I'm reading through Collectible American Coins by Kenneth Bressett. In the chapter on 2-, 3-, and 20-cent coins, he writes that some coins had a legal tender limit set by Act of Congress. For instance, the 2-cent coins had a legal tender limit of 20 cents from 1865 to 1873. What does this mean? Does this mean that no more than 10 2-cent coins (20 cents) could be used to pay someone? If so, was this a means to prompt them to circulate more widely, and how could it be enforced? It just seems sort of odd.
All it means is that no one could be compelled to accept more than the limit. The primary legal effect of something being designated as "legal tender" is that if offering it to pay a debt is a "tender". If the creditor refuses to accept it, the accrual of interest on the debt stops, and for purposes other than valuing the debt, it is the same as if it had been paid. For example, if someone proves in court that he has made a legal tender to a landlord who refused to accept it, the landlord would be unable to obtain an eviction judgment for non-payment. An offer of something else, such as a check or a credit card charge, would not prevent the eviction, because it wasn't a "tender" of payment. (Remember that, because there will be a test - about the 10th week of your first year law school contracts course. )

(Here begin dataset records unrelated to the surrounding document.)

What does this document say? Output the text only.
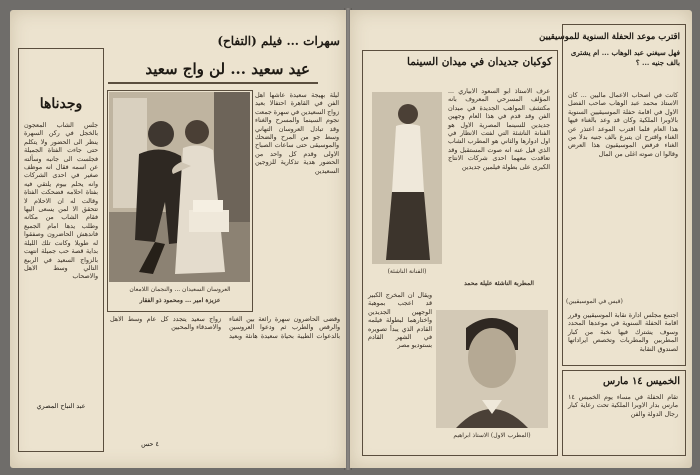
سهرات ... فيلم (التفاح)
عيد سعيد ... لن واج سعيد
وجدناها

جلس الشاب المعجون بالخجل في ركن السهرة ينظر الى الحضور ولا يتكلم حتى جاءت الفتاة الجميلة فجلست الى جانبه وسألته عن اسمه فقال انه موظف صغير في احدى الشركات وانه يحلم بيوم يلتقي فيه بفتاة احلامه فضحكت الفتاة وقالت له ان الاحلام لا تتحقق الا لمن يسعى اليها فقام الشاب من مكانه وطلب يدها امام الجميع فاندهش الحاضرون وصفقوا له طويلا وكانت تلك الليلة بداية قصة حب جميلة انتهت بالزواج السعيد في الربيع التالي وسط الاهل والاصحاب

عبد النباح المصري

ليلة بهيجة سعيدة عاشها اهل الفن في القاهرة احتفالا بعيد زواج السعيدين في سهرة جمعت نجوم السينما والمسرح والغناء وقد تبادل العروسان التهاني وسط جو من المرح والضحك والموسيقى حتى ساعات الصباح الاولى وقدم كل واحد من الحضور هدية تذكارية للزوجين السعيدين

العروسان السعيدان ... والنجمان اللامعان
عزيزة امير ... ومحمود ذو الفقار

وقضى الحاضرون سهرة رائعة بين الغناء والرقص والطرب ثم ودعوا العروسين بالدعوات الطيبة بحياة سعيدة هانئة وبعيد زواج سعيد يتجدد كل عام وسط الاهل والاصدقاء والمحبين

٤ حس
كوكبان جديدان في ميدان السينما
(الفنانة الناشئة)

عرف الاستاذ ابو السعود الابياري ... المؤلف المسرحي المعروف بانه مكتشف المواهب الجديدة في ميدان الفن وقد قدم في هذا العام وجهين جديدين للسينما المصرية الاول هو الفنانة الناشئة التي لفتت الانظار في اول ادوارها والثاني هو المطرب الشاب الذي قيل عنه انه صوت المستقبل وقد تعاقدت معهما احدى شركات الانتاج الكبرى على بطولة فيلمين جديدين

المطربة الناشئة عليلة محمد
(المطرب الاول) الاستاذ ابراهيم

ويقال ان المخرج الكبير قد اعجب بموهبة الوجهين الجديدين واختارهما لبطولة فيلمه القادم الذي يبدأ تصويره في الشهر القادم بستوديو مصر

اقترب موعد الحفلة السنوية للموسيقيين
فهل سيغني عبد الوهاب ... ام يشترى بالف جنيه ... ؟

كانت في اصحاب الاعمال ماليين ... كان الاستاذ محمد عبد الوهاب صاحب الفضل الاول في اقامة حفلة الموسيقيين السنوية بالاوبرا الملكية وكان قد وعد بالغناء فيها هذا العام فلما اقترب الموعد اعتذر عن الغناء واقترح ان يتبرع بالف جنيه بدلا من الغناء فرفض الموسيقيون هذا العرض وقالوا ان صوته اغلى من المال

(قيس في الموسيقيين)

اجتمع مجلس ادارة نقابة الموسيقيين وقرر اقامة الحفلة السنوية في موعدها المحدد وسوف يشترك فيها نخبة من كبار المطربين والمطربات وتخصص ايراداتها لصندوق النقابة

الخميس ١٤ مارس

تقام الحفلة في مساء يوم الخميس ١٤ مارس بدار الاوبرا الملكية تحت رعاية كبار رجال الدولة والفن
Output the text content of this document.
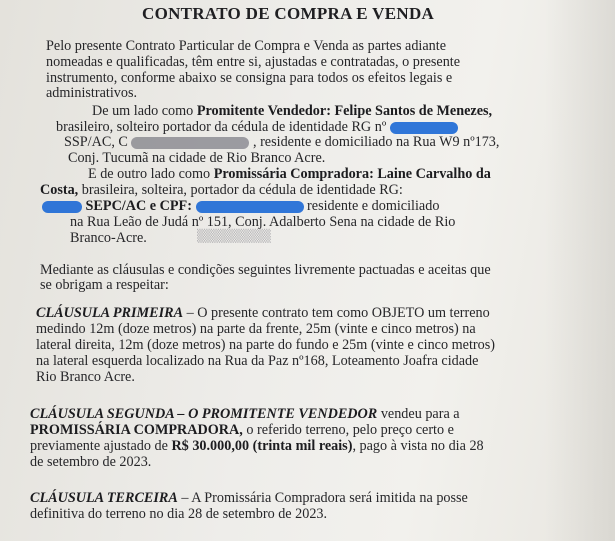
CONTRATO DE COMPRA E VENDA
Pelo presente Contrato Particular de Compra e Venda as partes adiante
nomeadas e qualificadas, têm entre si, ajustadas e contratadas, o presente
instrumento, conforme abaixo se consigna para todos os efeitos legais e
administrativos.
De um lado como Promitente Vendedor: Felipe Santos de Menezes,
brasileiro, solteiro portador da cédula de identidade RG nº
SSP/AC, C	, residente e domiciliado na Rua W9 nº173,
Conj. Tucumã na cidade de Rio Branco Acre.
E de outro lado como Promissária Compradora: Laine Carvalho da
Costa, brasileira, solteira, portador da cédula de identidade RG:
SEPC/AC e CPF:	residente e domiciliado
na Rua Leão de Judá nº 151, Conj. Adalberto Sena na cidade de Rio
Branco-Acre.	▒▒▒▒▒▒▒▒
Mediante as cláusulas e condições seguintes livremente pactuadas e aceitas que
se obrigam a respeitar:
CLÁUSULA PRIMEIRA – O presente contrato tem como OBJETO um terreno
medindo 12m (doze metros) na parte da frente, 25m (vinte e cinco metros) na
lateral direita, 12m (doze metros) na parte do fundo e 25m (vinte e cinco metros)
na lateral esquerda localizado na Rua da Paz nº168, Loteamento Joafra cidade
Rio Branco Acre.
CLÁUSULA SEGUNDA – O PROMITENTE VENDEDOR vendeu para a
PROMISSÁRIA COMPRADORA, o referido terreno, pelo preço certo e
previamente ajustado de R$ 30.000,00 (trinta mil reais), pago à vista no dia 28
de setembro de 2023.
CLÁUSULA TERCEIRA – A Promissária Compradora será imitida na posse
definitiva do terreno no dia 28 de setembro de 2023.
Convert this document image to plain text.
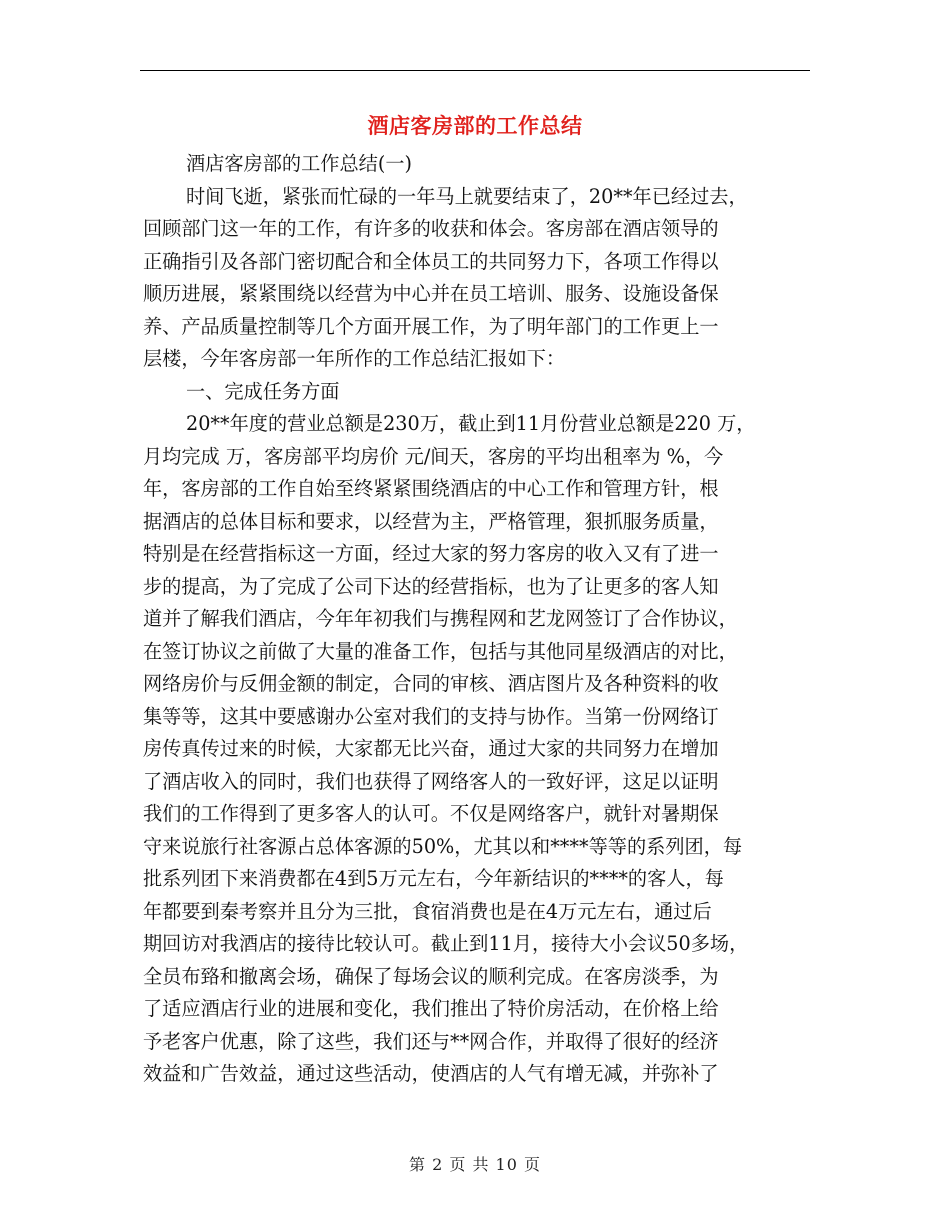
酒店客房部的工作总结
酒店客房部的工作总结(一)
时间飞逝，紧张而忙碌的一年马上就要结束了，20**年已经过去，
回顾部门这一年的工作，有许多的收获和体会。客房部在酒店领导的
正确指引及各部门密切配合和全体员工的共同努力下，各项工作得以
顺历进展，紧紧围绕以经营为中心并在员工培训、服务、设施设备保
养、产品质量控制等几个方面开展工作，为了明年部门的工作更上一
层楼，今年客房部一年所作的工作总结汇报如下：
一、完成任务方面
20**年度的营业总额是230万，截止到11月份营业总额是220 万，
月均完成 万，客房部平均房价 元/间天，客房的平均出租率为 %，今
年，客房部的工作自始至终紧紧围绕酒店的中心工作和管理方针，根
据酒店的总体目标和要求，以经营为主，严格管理，狠抓服务质量，
特别是在经营指标这一方面，经过大家的努力客房的收入又有了进一
步的提高，为了完成了公司下达的经营指标，也为了让更多的客人知
道并了解我们酒店，今年年初我们与携程网和艺龙网签订了合作协议，
在签订协议之前做了大量的准备工作，包括与其他同星级酒店的对比，
网络房价与反佣金额的制定，合同的审核、酒店图片及各种资料的收
集等等，这其中要感谢办公室对我们的支持与协作。当第一份网络订
房传真传过来的时候，大家都无比兴奋，通过大家的共同努力在增加
了酒店收入的同时，我们也获得了网络客人的一致好评，这足以证明
我们的工作得到了更多客人的认可。不仅是网络客户，就针对暑期保
守来说旅行社客源占总体客源的50%，尤其以和****等等的系列团，每
批系列团下来消费都在4到5万元左右，今年新结识的****的客人，每
年都要到秦考察并且分为三批，食宿消费也是在4万元左右，通过后
期回访对我酒店的接待比较认可。截止到11月，接待大小会议50多场，
全员布臵和撤离会场，确保了每场会议的顺利完成。在客房淡季，为
了适应酒店行业的进展和变化，我们推出了特价房活动，在价格上给
予老客户优惠，除了这些，我们还与**网合作，并取得了很好的经济
效益和广告效益，通过这些活动，使酒店的人气有增无减，并弥补了
第 2 页 共 10 页
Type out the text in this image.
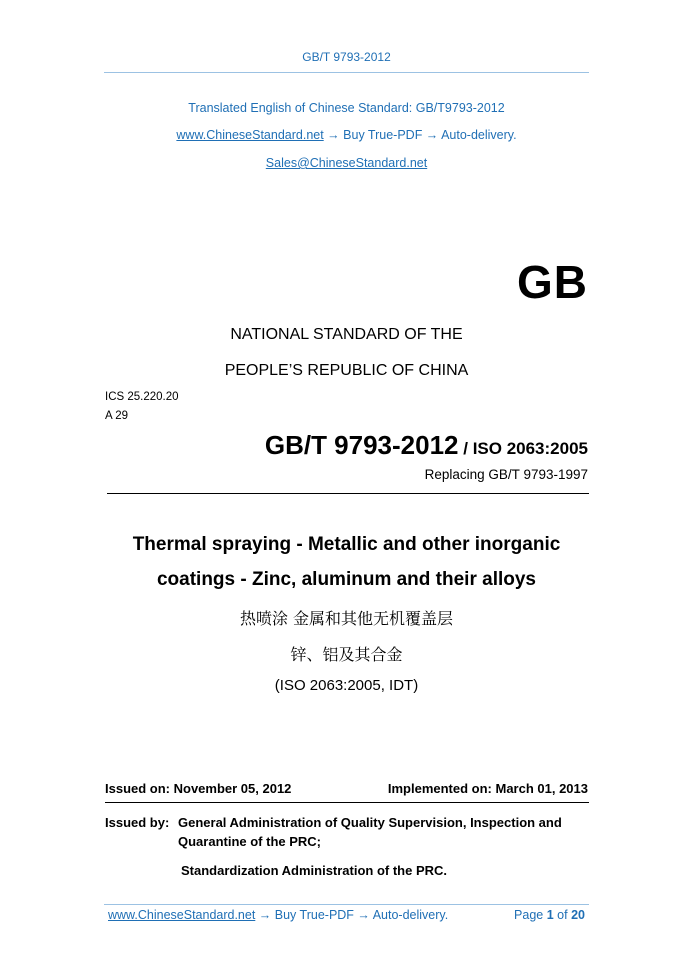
GB/T 9793-2012
Translated English of Chinese Standard: GB/T9793-2012
www.ChineseStandard.net → Buy True-PDF → Auto-delivery.
Sales@ChineseStandard.net
GB
NATIONAL STANDARD OF THE
PEOPLE’S REPUBLIC OF CHINA
ICS 25.220.20
A 29
GB/T 9793-2012 / ISO 2063:2005
Replacing GB/T 9793-1997
Thermal spraying - Metallic and other inorganic
coatings - Zinc, aluminum and their alloys
热喷涂 金属和其他无机覆盖层
锌、铝及其合金
(ISO 2063:2005, IDT)
Issued on: November 05, 2012	Implemented on: March 01, 2013
Issued by: General Administration of Quality Supervision, Inspection and
Quarantine of the PRC;
Standardization Administration of the PRC.
www.ChineseStandard.net → Buy True-PDF → Auto-delivery.	Page 1 of 20
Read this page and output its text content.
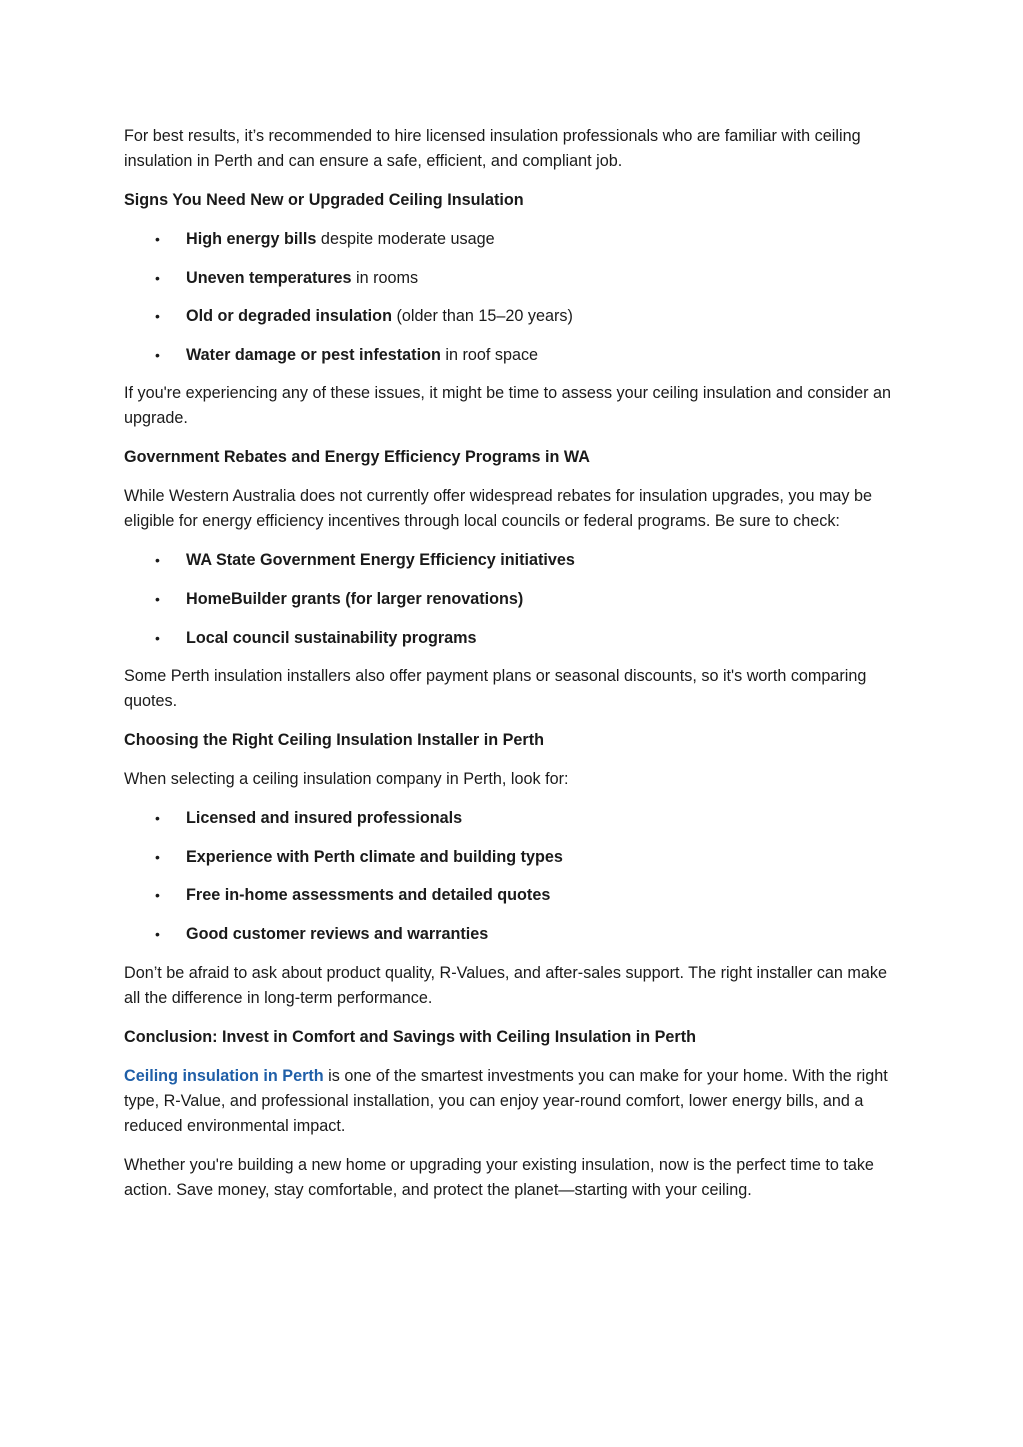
For best results, it’s recommended to hire licensed insulation professionals who are familiar with ceiling insulation in Perth and can ensure a safe, efficient, and compliant job.

Signs You Need New or Upgraded Ceiling Insulation
• High energy bills despite moderate usage
• Uneven temperatures in rooms
• Old or degraded insulation (older than 15–20 years)
• Water damage or pest infestation in roof space

If you're experiencing any of these issues, it might be time to assess your ceiling insulation and consider an upgrade.

Government Rebates and Energy Efficiency Programs in WA

While Western Australia does not currently offer widespread rebates for insulation upgrades, you may be eligible for energy efficiency incentives through local councils or federal programs. Be sure to check:

• WA State Government Energy Efficiency initiatives
• HomeBuilder grants (for larger renovations)
• Local council sustainability programs

Some Perth insulation installers also offer payment plans or seasonal discounts, so it's worth comparing quotes.

Choosing the Right Ceiling Insulation Installer in Perth

When selecting a ceiling insulation company in Perth, look for:

• Licensed and insured professionals
• Experience with Perth climate and building types
• Free in-home assessments and detailed quotes
• Good customer reviews and warranties

Don’t be afraid to ask about product quality, R-Values, and after-sales support. The right installer can make all the difference in long-term performance.

Conclusion: Invest in Comfort and Savings with Ceiling Insulation in Perth

Ceiling insulation in Perth is one of the smartest investments you can make for your home. With the right type, R-Value, and professional installation, you can enjoy year-round comfort, lower energy bills, and a reduced environmental impact.

Whether you're building a new home or upgrading your existing insulation, now is the perfect time to take action. Save money, stay comfortable, and protect the planet—starting with your ceiling.
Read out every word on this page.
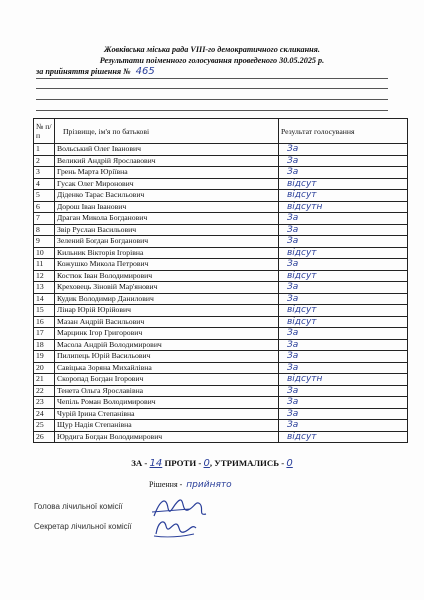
Жовківська міська рада VIII-го демократичного скликання.
Результати поіменного голосування проведеного 30.05.2025 р.
за прийняття рішення № 465
№ п/п	Прізвище, ім'я по батькові	Результат голосування
1	Вольський Олег Іванович	За
2	Великий Андрій Ярославович	За
3	Грень Марта Юріївна	За
4	Гусак Олег Миронович	відсут
5	Діденко Тарас Васильович	відсут
6	Дорош Іван Іванович	відсутн
7	Драган Микола Богданович	За
8	Звір Руслан Васильович	За
9	Зелений Богдан Богданович	За
10	Кильник Вікторія Ігорівна	відсут
11	Кожушко Микола Петрович	За
12	Костюк Іван Володимирович	відсут
13	Креховець Зіновій Мар'янович	За
14	Кудик Володимир Данилович	За
15	Лінар Юрій Юрійович	відсут
16	Мазан Андрій Васильович	відсут
17	Марцинк Ігор Григорович	За
18	Масола Андрій Володимирович	За
19	Пилипець Юрій Васильович	За
20	Савіцька Зоряна Михайлівна	За
21	Скоропад Богдан Ігорович	відсутн
22	Тенета Ольга Ярославівна	За
23	Чепіль Роман Володимирович	За
24	Чурій Ірина Степанівна	За
25	Щур Надія Степанівна	За
26	Юрдига Богдан Володимирович	відсут
ЗА - 14 ПРОТИ - 0, УТРИМАЛИСЬ - 0
Рішення - прийнято
Голова лічильної комісії
Секретар лічильної комісії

Interesting. Does this mean that if I paid for some 25-cent Chicklets I just ate in the check-out lane with 25 Lincoln cents, the merchant must accept it (or at least acknowledge I've, uh, "tendered"), but if I tried to use 30 Lincoln cents for the 30-cent TicTacs I just ate, he could demand I use some other coin combination or have me arrested for shoplifting?
Uh, not to my knowledge. It's perfectly legal to spend a large number of cents, but many merchants would want them rolled.
Under the Coinage Act of 1879, pennies (and nickels) are legal tender in amounts not exceeding twenty-five cents. Under the Coinage Act of 1965, this restriction was eliminated. So I was right forty-one years ago, but not lately. Story of my life. Incidently - US coins and currency are legal tender "for all debts". That means if I owe you money and I tender pennies, you have to take them. If you don't, you can't sue for non-payment and win. However - if I'm in business and put up a sign saying "No bills larger than a $20" or "No unrolled coin accepted", then I don't have to accept $50s or jars of pennies. "Legal tender" status applies to debts only.
True, but you don't HAVE to take it. And although you can'r claim that they didn't try and pay you, it does not erase the debt. They still owe you the original debt, but you can't add any interests or penalties.
I hate the IRS as much as the next guy but I heard a rumor of some knuckle-head paying off the IRS in pennies to make some kind of point (what- I'll never know) but was made to sit and watch the agent count out the change. moral: he who accepts legal tender laughs last...I guess Maybe I'll check SNOPES. Seems a bit urban legendified!